In essence, design thinking emerged to fill a gap identified by engineering designers as not being addressed by the improvement of design focused on design processes.

The whole of these origins were shaped by the realities of design technologies of those times, huge numbers of designers, drawing boards, tracing and later the use of expensive and toxic ammonia-based plan copiers,

The change in the technologies used by designers has led to changes in design practices including reductions in design team size to a tenth or less of previously; easy fast communication between designers; easy fast editing of drawings; pre-modelling and testing of design solutions, and high levels of computer automated pre-design using mathematical methods (originally in engineering design but now especially in the visual design fields).
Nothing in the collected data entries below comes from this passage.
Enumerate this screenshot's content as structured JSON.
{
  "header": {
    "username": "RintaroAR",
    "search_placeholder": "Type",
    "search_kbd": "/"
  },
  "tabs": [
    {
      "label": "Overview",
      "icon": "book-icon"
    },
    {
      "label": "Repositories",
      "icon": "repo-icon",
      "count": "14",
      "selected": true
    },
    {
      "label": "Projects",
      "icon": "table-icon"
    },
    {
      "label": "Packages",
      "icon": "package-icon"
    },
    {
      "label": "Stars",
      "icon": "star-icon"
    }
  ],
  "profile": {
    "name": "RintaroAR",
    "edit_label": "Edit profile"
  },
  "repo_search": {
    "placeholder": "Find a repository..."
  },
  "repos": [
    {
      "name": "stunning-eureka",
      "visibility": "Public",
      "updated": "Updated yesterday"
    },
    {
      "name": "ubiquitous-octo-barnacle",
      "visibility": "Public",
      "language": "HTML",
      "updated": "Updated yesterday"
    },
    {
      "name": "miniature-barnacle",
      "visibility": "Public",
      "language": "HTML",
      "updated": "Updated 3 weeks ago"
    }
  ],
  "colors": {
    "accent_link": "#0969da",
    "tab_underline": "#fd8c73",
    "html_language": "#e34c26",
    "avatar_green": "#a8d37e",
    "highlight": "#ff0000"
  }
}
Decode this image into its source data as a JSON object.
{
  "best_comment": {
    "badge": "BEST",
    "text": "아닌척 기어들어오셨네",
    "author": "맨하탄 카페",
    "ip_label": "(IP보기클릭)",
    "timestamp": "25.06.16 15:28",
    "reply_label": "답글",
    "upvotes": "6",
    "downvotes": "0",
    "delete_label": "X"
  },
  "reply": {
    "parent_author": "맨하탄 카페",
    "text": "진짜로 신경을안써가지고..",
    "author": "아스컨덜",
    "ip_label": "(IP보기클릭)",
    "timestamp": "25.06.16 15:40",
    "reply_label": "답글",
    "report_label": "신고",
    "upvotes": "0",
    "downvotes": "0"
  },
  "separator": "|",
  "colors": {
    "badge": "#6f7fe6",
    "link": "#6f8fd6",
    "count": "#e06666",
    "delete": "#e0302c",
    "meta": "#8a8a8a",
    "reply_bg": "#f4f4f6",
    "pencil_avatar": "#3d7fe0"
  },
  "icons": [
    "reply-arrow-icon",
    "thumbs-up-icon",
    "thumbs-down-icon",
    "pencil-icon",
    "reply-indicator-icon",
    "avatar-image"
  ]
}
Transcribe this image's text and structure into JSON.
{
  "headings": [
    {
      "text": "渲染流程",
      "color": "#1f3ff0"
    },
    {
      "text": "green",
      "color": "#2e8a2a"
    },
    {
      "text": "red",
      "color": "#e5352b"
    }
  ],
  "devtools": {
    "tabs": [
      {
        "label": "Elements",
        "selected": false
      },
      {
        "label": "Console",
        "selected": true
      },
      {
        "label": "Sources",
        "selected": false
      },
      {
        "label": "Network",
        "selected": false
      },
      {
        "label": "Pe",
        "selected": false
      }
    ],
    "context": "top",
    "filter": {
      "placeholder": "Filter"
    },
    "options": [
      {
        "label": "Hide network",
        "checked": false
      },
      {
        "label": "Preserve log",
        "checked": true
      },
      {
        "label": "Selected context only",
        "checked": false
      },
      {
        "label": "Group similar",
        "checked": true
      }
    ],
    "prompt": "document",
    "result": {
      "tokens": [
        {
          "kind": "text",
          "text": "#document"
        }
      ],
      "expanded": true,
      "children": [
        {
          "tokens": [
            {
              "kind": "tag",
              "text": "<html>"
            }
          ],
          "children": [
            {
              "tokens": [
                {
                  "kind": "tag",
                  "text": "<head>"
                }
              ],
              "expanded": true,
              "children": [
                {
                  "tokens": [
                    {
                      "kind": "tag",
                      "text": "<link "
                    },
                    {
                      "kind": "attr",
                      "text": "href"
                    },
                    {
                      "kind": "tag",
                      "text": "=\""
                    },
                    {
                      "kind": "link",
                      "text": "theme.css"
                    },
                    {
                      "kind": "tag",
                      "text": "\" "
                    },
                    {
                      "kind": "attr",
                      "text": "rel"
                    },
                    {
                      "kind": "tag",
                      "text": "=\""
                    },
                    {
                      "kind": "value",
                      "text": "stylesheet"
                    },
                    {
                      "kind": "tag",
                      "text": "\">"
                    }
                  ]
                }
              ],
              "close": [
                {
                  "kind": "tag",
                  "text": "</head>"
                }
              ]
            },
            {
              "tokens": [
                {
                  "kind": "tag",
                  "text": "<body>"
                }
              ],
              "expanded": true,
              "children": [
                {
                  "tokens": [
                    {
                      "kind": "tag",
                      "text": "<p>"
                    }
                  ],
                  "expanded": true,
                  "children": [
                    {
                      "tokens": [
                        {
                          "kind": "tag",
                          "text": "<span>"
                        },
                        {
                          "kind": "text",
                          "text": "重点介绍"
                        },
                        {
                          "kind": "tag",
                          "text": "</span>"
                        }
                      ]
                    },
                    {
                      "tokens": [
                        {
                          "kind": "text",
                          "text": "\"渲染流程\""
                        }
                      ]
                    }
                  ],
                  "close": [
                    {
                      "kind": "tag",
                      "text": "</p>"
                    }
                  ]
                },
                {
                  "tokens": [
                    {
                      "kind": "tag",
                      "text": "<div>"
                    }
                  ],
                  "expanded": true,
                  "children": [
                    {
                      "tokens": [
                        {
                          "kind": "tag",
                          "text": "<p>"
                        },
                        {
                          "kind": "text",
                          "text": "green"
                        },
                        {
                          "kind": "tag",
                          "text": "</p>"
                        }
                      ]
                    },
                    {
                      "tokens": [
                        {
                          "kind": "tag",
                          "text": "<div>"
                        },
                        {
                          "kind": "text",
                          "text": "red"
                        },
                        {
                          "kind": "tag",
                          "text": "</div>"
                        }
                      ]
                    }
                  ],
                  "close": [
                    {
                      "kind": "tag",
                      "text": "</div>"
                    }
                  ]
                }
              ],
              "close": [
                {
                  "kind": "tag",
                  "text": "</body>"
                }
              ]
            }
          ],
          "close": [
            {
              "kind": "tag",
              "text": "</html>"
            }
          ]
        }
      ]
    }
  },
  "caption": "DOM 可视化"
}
These changes in the trajectories of technologies used by designers have resulted in parallel trajectories in how we see design and the associated design theories and concepts.

A role for Design History in design research

To this point (August 2014), however, the above understandings that could have been possible from the application of Design History has been absent from the realm of design research and understanding design theories and concepts.

The study of Design History applied to designer's practices can tell us much about understanding and interpreting design theory. It remains an opportunity for the Design History field to explore and offer a contribution to design research and design theory-making.

The above historical perspective on the roles and influences on design theory and understanding design activity of technologies designers use is what informs a better understanding of the previous discussion about the relationship between research into design thinking and design thinking.